BetterDB-inc · amitkojha05 · May 20, 2026
diff --git a/packages/semantic-cache/CHANGELOG.md b/packages/semantic-cache/CHANGELOG.md
@@ -9,13 +9,30 @@ and this project adheres to [Semantic Versioning](https://semver.org/spec/v2.0.0
 
 ### Added
 
+- **Per-entry hit analytics** — every entry now tracks `hit_count` and
+  `last_accessed_at`, incremented atomically on each cache hit (batched into the
+  existing TTL-refresh pipeline — no extra round trip). New `entryAnalytics()`
+  method reports total / never-hit / cold entry counts and the hottest entries.
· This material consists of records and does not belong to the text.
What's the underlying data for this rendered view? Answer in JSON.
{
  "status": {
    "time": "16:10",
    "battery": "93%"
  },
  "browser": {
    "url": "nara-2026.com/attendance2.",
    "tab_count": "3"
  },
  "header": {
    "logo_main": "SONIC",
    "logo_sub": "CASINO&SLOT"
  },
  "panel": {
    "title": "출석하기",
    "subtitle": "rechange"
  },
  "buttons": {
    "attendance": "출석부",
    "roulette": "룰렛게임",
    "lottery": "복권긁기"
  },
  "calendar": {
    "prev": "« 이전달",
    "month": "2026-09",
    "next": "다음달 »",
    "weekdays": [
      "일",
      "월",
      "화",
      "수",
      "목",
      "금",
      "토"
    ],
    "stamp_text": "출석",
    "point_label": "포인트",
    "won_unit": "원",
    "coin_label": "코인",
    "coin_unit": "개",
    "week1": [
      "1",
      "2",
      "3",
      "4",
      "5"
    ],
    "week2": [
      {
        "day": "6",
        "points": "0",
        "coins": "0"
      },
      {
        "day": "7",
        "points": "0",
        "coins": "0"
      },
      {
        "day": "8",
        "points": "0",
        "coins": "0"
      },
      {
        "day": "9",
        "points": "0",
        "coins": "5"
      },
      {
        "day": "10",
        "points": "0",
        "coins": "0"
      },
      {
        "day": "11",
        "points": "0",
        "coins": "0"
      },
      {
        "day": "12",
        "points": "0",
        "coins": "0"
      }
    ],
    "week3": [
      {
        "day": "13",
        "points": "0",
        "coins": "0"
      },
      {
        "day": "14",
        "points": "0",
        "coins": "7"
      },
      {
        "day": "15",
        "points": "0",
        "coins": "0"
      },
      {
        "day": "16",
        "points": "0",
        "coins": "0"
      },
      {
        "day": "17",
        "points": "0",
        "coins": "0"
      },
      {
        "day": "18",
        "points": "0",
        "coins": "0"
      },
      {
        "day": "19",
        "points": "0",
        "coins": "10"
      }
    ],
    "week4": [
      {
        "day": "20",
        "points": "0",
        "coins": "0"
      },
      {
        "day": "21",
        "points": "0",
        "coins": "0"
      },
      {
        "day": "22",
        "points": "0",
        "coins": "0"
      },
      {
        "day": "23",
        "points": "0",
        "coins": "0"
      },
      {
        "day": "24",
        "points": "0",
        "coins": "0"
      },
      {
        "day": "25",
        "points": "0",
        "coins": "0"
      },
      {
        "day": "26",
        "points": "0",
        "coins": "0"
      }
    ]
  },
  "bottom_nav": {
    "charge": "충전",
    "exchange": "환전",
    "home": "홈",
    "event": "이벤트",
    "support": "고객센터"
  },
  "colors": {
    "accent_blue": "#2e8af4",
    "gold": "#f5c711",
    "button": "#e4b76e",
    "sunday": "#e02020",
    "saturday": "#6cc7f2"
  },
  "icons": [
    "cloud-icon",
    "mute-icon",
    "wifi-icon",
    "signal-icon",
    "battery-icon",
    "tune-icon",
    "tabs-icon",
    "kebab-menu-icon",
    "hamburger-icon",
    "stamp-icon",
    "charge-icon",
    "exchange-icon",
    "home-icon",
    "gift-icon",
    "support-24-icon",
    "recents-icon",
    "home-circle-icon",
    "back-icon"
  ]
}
+  When the index includes usage fields, counts use server-side `FT.SEARCH` with
+  `LIMIT 0 0` (exact, no materialization); `topEntries` uses `SORTBY hit_count
+  DESC` with `LIMIT 0 topN`. Older indexes fall back to `SCAN` + pipelined
+  `HMGET` (5 fields only) over a sample of up to 10,000 entries. New
+  `entry_analytics` capability on the discovery marker. `EntryAnalyticsOptions`,
+  `EntryAnalyticsResult`, and `EntrySummary` exported from the package root.
 - **LLM-as-judge for borderline hits** — `CacheCheckOptions.judge` accepts a `judgeFn` that adjudicates hits whose cosine distance lands in the uncertainty band (`threshold - uncertaintyBand < score <= threshold`). The judge promotes accepted hits to `confidence: 'high'` and demotes rejected hits to a miss with `nearestMiss` populated. Configurable `timeoutMs` (default 2000) and `onError` (default `'accept'`, fail-open). Direct response to user feedback that single-threshold matching produced too many uncertain borderline returns on chat.betterdb.com.
 - New Prometheus metrics `{prefix}_judge_decisions_total{decision}` and `{prefix}_judge_duration_seconds{decision}` with decision labels `accept | reject | error_accept | error_reject | timeout_accept | timeout_reject`.
 - New OTel span attributes `cache.judge.invoked`, `cache.judge.decision`, `cache.judge.latency_ms`.
 - `JudgeOptions` type exported from the package root.
 
 ### Changed
 
+- Cache hits now incur one Valkey round trip for usage tracking even when
+  `defaultTtl` is not configured. Previously a hit was a pure read.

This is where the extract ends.